A24’s marketing for Friendship (now playing in select theaters) has not shied away from its closest comparison in the “bromantic” comedy space, especially since it also features Paul Rudd: 2009’s I Love You, Man (available on Paramount+). I figured I could lean into it, too, in my review for Slant Magazine:
“There’s no rules for male friendship!” exclaims Paul Rudd’s Peter Klaven in John Hamburg’s 2009 film I Love You, Man as he agonizes over the intricacies of platonic etiquette. Over a decade and a half later, the actor returns to find humor and insight across the same thematic terrain in writer-director Andrew DeYoung’s Friendship. This time, however, his character is the object of anxious affection rather than its originator.
Society, too, has shifted since 2009. Today, the epidemic of male loneliness is taken seriously as an “issue” to debate rather than merely a topic of discussion, though it’s also prone to being skewered by meme culture. Friendship lands somewhere in the middle of that spectrum, offering little in the way of answers or cures yet providing plenty of gut-busting laughs. While not necessarily a response to the times, it’s undeniably a product of them.
You might not be able to tell from the excerpt, but I have a clear favorite of the two films: I Love You, Man. I’ve been banging the drum for this since seeing it in theaters with my best guy friend in high school, and my appreciation has only deepened the more I’ve rewatched it. Jon Hamburg’s send-up of genre tropes and male manners in the early millennium is more than mere satirization. It’s a bold reimagining of the comedy of remarriage, a popular strain of romantic comedies in the early studio screwball era, for a contemporary audience.

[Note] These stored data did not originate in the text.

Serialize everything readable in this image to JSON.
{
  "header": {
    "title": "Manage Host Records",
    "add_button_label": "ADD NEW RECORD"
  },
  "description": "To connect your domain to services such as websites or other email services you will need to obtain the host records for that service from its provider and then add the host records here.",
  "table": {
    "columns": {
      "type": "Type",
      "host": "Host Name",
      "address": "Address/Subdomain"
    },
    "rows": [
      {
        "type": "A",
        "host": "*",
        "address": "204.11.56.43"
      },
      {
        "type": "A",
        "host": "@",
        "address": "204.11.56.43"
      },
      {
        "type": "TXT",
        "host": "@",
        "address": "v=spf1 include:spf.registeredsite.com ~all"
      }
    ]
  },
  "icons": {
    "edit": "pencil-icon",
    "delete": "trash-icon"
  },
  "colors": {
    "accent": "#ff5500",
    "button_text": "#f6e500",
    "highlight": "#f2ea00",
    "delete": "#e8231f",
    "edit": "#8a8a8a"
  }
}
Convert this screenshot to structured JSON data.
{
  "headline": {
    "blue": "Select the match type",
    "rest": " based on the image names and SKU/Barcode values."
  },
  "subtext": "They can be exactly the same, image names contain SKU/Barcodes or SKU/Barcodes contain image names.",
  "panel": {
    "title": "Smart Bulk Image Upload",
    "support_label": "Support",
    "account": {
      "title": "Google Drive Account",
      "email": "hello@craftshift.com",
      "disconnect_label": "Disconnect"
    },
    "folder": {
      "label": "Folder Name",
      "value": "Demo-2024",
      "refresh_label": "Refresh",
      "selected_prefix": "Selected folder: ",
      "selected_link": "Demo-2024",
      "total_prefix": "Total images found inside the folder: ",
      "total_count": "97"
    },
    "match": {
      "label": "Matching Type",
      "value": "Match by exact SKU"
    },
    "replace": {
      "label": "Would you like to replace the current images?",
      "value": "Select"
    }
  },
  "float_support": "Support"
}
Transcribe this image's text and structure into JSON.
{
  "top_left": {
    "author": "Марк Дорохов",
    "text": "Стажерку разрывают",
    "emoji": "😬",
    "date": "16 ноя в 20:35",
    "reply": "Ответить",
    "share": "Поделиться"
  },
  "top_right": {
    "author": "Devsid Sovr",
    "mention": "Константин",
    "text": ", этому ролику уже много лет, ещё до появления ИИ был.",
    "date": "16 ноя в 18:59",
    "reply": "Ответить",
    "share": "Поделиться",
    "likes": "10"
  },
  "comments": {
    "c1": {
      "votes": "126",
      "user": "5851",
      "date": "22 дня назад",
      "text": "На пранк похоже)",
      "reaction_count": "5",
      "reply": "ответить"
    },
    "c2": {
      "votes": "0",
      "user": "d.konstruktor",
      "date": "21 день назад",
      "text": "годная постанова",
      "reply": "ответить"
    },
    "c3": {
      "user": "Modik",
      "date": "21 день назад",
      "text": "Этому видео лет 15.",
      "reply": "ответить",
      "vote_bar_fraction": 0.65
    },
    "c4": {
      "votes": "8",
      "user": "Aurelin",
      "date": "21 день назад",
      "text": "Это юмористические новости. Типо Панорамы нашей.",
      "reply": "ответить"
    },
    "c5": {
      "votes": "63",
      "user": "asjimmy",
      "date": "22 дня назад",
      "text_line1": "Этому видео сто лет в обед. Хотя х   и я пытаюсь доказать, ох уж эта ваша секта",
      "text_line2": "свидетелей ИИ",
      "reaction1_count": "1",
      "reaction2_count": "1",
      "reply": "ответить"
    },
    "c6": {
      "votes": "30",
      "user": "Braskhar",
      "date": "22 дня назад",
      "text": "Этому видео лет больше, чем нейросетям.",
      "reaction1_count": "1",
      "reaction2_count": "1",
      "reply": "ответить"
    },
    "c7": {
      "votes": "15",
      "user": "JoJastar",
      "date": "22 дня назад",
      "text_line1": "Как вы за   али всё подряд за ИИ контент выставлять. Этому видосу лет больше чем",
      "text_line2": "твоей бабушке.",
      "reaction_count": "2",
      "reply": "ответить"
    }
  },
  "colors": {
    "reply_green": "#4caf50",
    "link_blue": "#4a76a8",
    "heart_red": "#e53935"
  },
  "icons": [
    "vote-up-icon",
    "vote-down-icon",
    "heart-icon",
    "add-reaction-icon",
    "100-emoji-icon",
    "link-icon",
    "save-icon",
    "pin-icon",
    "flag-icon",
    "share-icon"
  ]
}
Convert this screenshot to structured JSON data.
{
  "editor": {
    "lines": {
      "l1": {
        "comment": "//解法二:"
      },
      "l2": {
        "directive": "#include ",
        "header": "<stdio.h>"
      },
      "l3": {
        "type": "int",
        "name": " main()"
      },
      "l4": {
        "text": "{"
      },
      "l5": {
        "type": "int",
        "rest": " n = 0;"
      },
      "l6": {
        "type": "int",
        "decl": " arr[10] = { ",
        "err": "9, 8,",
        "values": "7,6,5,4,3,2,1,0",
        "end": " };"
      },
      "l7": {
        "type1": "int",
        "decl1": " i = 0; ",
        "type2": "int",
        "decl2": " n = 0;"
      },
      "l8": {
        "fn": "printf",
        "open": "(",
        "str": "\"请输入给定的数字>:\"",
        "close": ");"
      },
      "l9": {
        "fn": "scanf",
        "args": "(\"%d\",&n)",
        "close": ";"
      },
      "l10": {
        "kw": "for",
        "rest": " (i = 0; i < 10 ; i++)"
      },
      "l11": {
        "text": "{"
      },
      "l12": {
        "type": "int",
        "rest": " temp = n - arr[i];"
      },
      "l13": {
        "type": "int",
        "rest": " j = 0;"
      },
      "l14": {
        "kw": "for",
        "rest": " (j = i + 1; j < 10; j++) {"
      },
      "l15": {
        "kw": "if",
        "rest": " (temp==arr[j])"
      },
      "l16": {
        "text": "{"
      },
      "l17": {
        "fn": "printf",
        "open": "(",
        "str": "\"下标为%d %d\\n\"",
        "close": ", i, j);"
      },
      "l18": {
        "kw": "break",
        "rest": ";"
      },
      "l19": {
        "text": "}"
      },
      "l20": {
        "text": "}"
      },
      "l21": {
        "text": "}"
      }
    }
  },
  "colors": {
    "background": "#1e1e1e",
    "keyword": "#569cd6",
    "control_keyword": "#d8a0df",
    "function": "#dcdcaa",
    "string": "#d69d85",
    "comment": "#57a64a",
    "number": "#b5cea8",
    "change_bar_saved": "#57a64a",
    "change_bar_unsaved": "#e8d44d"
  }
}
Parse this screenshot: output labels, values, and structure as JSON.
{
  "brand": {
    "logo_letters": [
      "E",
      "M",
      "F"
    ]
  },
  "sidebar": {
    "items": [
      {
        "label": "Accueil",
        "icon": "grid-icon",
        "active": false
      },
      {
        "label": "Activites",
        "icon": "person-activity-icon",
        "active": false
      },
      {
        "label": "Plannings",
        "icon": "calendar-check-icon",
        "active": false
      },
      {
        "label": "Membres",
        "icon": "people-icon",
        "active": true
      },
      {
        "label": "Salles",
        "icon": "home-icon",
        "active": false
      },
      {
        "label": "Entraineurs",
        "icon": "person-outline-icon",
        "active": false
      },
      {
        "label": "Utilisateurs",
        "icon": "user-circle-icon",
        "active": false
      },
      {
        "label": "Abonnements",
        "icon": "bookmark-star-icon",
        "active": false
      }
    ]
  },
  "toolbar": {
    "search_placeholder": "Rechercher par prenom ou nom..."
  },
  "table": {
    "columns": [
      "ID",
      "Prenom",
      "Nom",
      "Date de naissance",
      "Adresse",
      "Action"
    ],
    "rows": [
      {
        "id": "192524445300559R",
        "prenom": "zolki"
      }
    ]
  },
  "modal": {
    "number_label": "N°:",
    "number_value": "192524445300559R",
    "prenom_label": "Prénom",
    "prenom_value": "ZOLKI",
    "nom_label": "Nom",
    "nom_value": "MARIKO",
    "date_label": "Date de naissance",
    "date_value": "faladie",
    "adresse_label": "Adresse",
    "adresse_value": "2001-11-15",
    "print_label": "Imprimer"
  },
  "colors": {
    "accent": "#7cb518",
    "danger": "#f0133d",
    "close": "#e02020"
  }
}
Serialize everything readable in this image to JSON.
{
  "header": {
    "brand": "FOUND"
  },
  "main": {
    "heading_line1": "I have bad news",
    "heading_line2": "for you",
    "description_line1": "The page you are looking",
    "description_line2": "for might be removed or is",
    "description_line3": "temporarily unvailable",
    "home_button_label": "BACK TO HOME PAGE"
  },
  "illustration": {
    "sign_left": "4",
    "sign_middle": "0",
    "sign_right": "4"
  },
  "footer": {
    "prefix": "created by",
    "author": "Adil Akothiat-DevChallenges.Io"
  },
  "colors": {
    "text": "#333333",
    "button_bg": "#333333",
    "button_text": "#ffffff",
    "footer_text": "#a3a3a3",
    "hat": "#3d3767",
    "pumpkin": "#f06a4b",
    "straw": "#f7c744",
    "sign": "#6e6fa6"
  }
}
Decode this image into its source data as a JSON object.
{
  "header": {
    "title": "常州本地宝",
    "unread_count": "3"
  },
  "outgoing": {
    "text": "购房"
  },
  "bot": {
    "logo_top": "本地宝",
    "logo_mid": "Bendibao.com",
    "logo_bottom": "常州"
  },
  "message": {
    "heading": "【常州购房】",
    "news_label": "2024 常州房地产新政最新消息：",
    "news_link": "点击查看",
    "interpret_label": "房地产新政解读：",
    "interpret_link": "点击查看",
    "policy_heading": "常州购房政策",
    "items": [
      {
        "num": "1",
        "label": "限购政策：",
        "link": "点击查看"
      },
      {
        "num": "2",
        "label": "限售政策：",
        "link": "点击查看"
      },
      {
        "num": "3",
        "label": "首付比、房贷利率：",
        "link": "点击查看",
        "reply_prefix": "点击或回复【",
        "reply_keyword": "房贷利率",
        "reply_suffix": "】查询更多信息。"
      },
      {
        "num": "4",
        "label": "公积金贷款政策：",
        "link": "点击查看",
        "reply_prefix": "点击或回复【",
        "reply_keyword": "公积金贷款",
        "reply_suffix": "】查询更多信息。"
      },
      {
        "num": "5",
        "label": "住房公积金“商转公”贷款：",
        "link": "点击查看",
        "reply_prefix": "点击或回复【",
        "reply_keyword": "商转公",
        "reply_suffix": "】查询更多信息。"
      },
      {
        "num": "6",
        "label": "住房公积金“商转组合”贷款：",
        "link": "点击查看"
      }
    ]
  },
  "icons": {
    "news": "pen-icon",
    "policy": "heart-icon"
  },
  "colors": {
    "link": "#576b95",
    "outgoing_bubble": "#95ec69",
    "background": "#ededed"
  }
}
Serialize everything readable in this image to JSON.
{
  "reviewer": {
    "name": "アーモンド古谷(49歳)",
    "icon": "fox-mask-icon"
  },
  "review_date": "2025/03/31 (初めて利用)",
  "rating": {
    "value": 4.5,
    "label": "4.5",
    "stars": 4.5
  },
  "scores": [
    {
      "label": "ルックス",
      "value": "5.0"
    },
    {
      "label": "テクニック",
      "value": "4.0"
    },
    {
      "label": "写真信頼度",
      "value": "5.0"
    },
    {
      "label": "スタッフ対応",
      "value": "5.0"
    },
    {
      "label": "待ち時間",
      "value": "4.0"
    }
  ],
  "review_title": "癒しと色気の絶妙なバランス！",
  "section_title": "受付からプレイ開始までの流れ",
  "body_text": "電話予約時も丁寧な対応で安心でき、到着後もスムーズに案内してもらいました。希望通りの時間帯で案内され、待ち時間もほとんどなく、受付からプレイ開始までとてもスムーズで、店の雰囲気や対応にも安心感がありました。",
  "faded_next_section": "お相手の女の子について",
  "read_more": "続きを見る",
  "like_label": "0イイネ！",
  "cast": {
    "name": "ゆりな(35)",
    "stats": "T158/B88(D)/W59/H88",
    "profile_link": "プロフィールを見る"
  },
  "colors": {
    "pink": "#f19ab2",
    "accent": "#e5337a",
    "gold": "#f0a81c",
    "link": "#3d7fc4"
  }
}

I read the definitive text on this subgenre, Stanley Cavell’s Pursuits of Happiness: The Hollywood Comedy of Remarriage, so you don’t have to. (It’s simultaneously dry in its academic approach yet so embellished with flowery language that it becomes like hacking through vines to get to his point.) I’ll help you interpret I Love You, Man through that prism so you can understand and appreciate just how smart Hamburg’s film is. The comedy goes well beyond simply swapping gender and sexuality into a relationship arc as the concept might initially present.